Ibn al-Haitham (Alhazen) in the 12th century wrote a scathing critique of Ptolemy's geocentric model: "Ptolemy assumed an arrangement that cannot exist, and the fact that this arrangement produces in his imagination the motions that belong to the planets does not free him from the error he committed in his assumed arrangement, for the existing motions of the planets cannot be the result of an arrangement that is impossible to exist." [1] In 1030, Al-Biruni discussed the Indian heliocentric theories of Aryabhata, Brahmagupta and Varahamihira in his Ta'rikh al-Hind ("Chronicles of India").

Heliocentric ideas were known in Europe before Copernicus. Arabic texts were increasingly translated into Latin after the 11th century (as a result of the increasing contact with the Muslim world through Islamic Spain and the Crusades), and explorers and traders were increasingly venturing out beyond Europe (facilitated by the Pax Mongolica) and introducing the West to the Indian heliocentric traditions as detailed above
 
Pls avoid derailing the topic subject.

This happens all the time Kumar. :eek:

The church is still being stupid then for admitting that he was right when he was wrong.

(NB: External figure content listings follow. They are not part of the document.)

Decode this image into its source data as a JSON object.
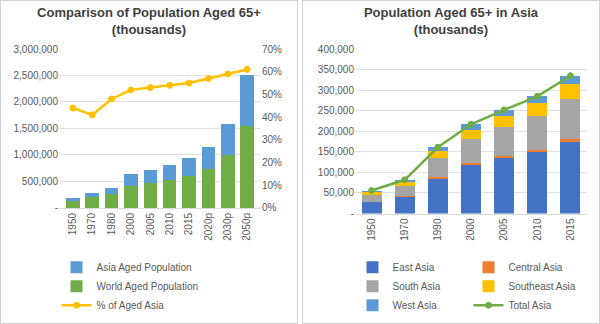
{
  "chart_data": [
    {
      "type": "bar",
      "title": "Comparison of Population Aged 65+\n(thousands)",
      "categories": [
        "1950",
        "1970",
        "1980",
        "2000",
        "2005",
        "2010",
        "2015",
        "2020p",
        "2030p",
        "2050p"
      ],
      "stacked": true,
      "grid": true,
      "legend": "bottom",
      "series": [
        {
          "name": "Asia Aged Population",
          "type": "bar",
          "color": "#5b9bd5",
          "values": [
            56000,
            82000,
            125000,
            217000,
            252000,
            285000,
            335000,
            420000,
            590000,
            955000
          ]
        },
        {
          "name": "World Aged Population",
          "type": "bar",
          "color": "#70ad47",
          "values": [
            128000,
            200000,
            258000,
            419000,
            474000,
            531000,
            608000,
            728000,
            998000,
            1548000
          ]
        },
        {
          "name": "% of Aged Asia",
          "type": "line",
          "axis": "y2",
          "color": "#ffc000",
          "marker": "circle",
          "values": [
            44,
            41,
            48,
            52,
            53,
            54,
            55,
            57,
            59,
            61
          ]
        }
      ],
      "ylim": [
        0,
        3000000
      ],
      "yticks": [
        {
          "value": 0,
          "label": "-"
        },
        {
          "value": 500000,
          "label": "500,000"
        },
        {
          "value": 1000000,
          "label": "1,000,000"
        },
        {
          "value": 1500000,
          "label": "1,500,000"
        },
        {
          "value": 2000000,
          "label": "2,000,000"
        },
        {
          "value": 2500000,
          "label": "2,500,000"
        },
        {
          "value": 3000000,
          "label": "3,000,000"
        }
      ],
      "y2lim": [
        0,
        70
      ],
      "y2ticks": [
        {
          "value": 0,
          "label": "0%"
        },
        {
          "value": 10,
          "label": "10%"
        },
        {
          "value": 20,
          "label": "20%"
        },
        {
          "value": 30,
          "label": "30%"
        },
        {
          "value": 40,
          "label": "40%"
        },
        {
          "value": 50,
          "label": "50%"
        },
        {
          "value": 60,
          "label": "60%"
        },
        {
          "value": 70,
          "label": "70%"
        }
      ]
    },
    {
      "type": "bar",
      "title": "Population Aged 65+ in Asia\n(thousands)",
      "categories": [
        "1950",
        "1970",
        "1990",
        "2000",
        "2005",
        "2010",
        "2015"
      ],
      "stacked": true,
      "grid": true,
      "legend": "bottom",
      "series": [
        {
          "name": "East Asia",
          "type": "bar",
          "color": "#4472c4",
          "values": [
            27000,
            40000,
            85000,
            118000,
            135000,
            150000,
            175000
          ]
        },
        {
          "name": "Central Asia",
          "type": "bar",
          "color": "#ed7d31",
          "values": [
            2000,
            3000,
            4000,
            4000,
            5000,
            5000,
            6000
          ]
        },
        {
          "name": "South Asia",
          "type": "bar",
          "color": "#a5a5a5",
          "values": [
            17000,
            25000,
            45000,
            60000,
            70000,
            82000,
            98000
          ]
        },
        {
          "name": "Southeast Asia",
          "type": "bar",
          "color": "#ffc000",
          "values": [
            6000,
            9000,
            17000,
            22000,
            27000,
            31000,
            37000
          ]
        },
        {
          "name": "West Asia",
          "type": "bar",
          "color": "#5b9bd5",
          "values": [
            4000,
            5000,
            10000,
            13000,
            15000,
            17000,
            19000
          ]
        },
        {
          "name": "Total Asia",
          "type": "line",
          "color": "#70ad47",
          "marker": "circle",
          "values": [
            56000,
            82000,
            161000,
            217000,
            252000,
            285000,
            335000
          ]
        }
      ],
      "ylim": [
        0,
        400000
      ],
      "yticks": [
        {
          "value": 0,
          "label": "-"
        },
        {
          "value": 50000,
          "label": "50,000"
        },
        {
          "value": 100000,
          "label": "100,000"
        },
        {
          "value": 150000,
          "label": "150,000"
        },
        {
          "value": 200000,
          "label": "200,000"
        },
        {
          "value": 250000,
          "label": "250,000"
        },
        {
          "value": 300000,
          "label": "300,000"
        },
        {
          "value": 350000,
          "label": "350,000"
        },
        {
          "value": 400000,
          "label": "400,000"
        }
      ]
    }
  ]
}
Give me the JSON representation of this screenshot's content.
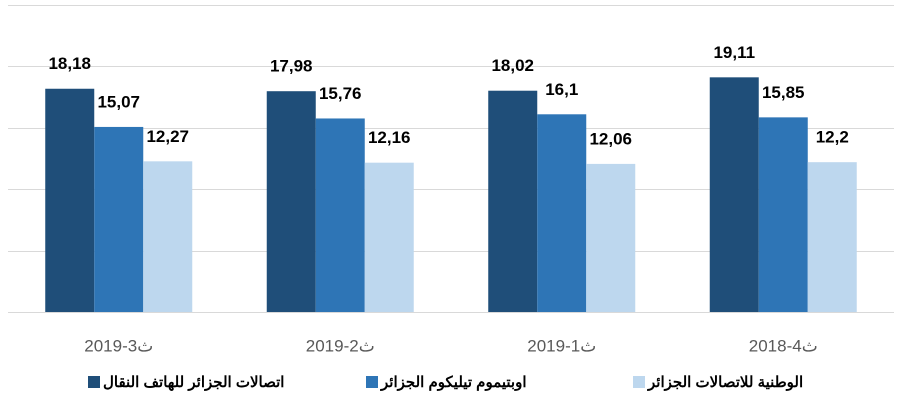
{
  "chart_data": {
    "type": "bar",
    "categories": [
      "2019-3ث",
      "2019-2ث",
      "2019-1ث",
      "2018-4ث"
    ],
    "series": [
      {
        "name": "اتصالات الجزائر للهاتف النقال",
        "color": "#1f4e79",
        "values": [
          18.18,
          17.98,
          18.02,
          19.11
        ],
        "value_labels": [
          "18,18",
          "17,98",
          "18,02",
          "19,11"
        ]
      },
      {
        "name": "اوبتيموم تيليكوم الجزائر",
        "color": "#2e75b6",
        "values": [
          15.07,
          15.76,
          16.1,
          15.85
        ],
        "value_labels": [
          "15,07",
          "15,76",
          "16,1",
          "15,85"
        ]
      },
      {
        "name": "الوطنية للاتصالات الجزائر",
        "color": "#bdd7ee",
        "values": [
          12.27,
          12.16,
          12.06,
          12.2
        ],
        "value_labels": [
          "12,27",
          "12,16",
          "12,06",
          "12,2"
        ]
      }
    ],
    "ylim": [
      0,
      25
    ],
    "yticks": [
      0,
      5,
      10,
      15,
      20,
      25
    ],
    "grid": true
  }
}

Actually the way I understood it, he simply agreed with Copernicus findings, not that he calculated it!

Sam, thanks for the bit of history, I think some of us knew this already. However what is significant in the west, is that Copernicus, Bruno and Galileo were committing blasphemy for going against Catholic's church dogma at the time. It's significance is that the church was loosing ground of their totalitarian rule! Hence the beginning of the Renaissance.
 
It makes no difference! Even everyone believing something does imply that something was derived objectively. It certainly doesnt make that something 'the truth!'

well if all conscious entities participate in a medium, its not clear how you would establish that it is not objective
 
well if all conscious entities participate in a medium, its not clear how you would establish that it is not objective

It is totally frigging clear "how you would establish that it is not objective"- The first guy formed a subjective conclusion to an event, then everybody believes the first guys conclusion.
 
It is totally frigging clear "how you would establish that it is not objective"- The first guy formed a subjective conclusion to an event, then everybody believes the first guys conclusion.
and if everyone was innvolved in establishing the same thing then you would have no means to determine if it was subjective (since there would be a unanimous agreement) ... unless you are advocating that water is not objectively wet, fir eis not objectively hot etc
 
and if everyone was innvolved in establishing the same thing then you would have no means to determine if it was subjective (since there would be a unanimous agreement) ... unless you are advocating that water is not objectively wet, fir eis not objectively hot etc

OK So have have you as just one of those "everyones" established an objective conclusion to.... hmmmmmm lets say, the origin of the universe?
 
OK So have have you as just one of those "everyones" established an objective conclusion to.... hmmmmmm lets say, the origin of the universe?
amongst persons who are privvy to direct perception in the subject indicated, yes.
If you are relying on persons who speculate then the answer is 'no'
 
So again, as one of those "everyones" ,what(if anything) regarding existance have you formed an objective conclusion on?
 
So what(if anything) regarding existance have you formed an objective conclusion on?
well, to begin with, consciousness is the primary foundation for all things, whether subjective or objective, because without it there is no question of perception ("I think therefore I am")
How about you, do you have anything to venture that is objective?
 
Its a solid argument that what thiest have is all in their head.

Now are you going to stop giving me infractions or are you too beaten to care how you get the last word in?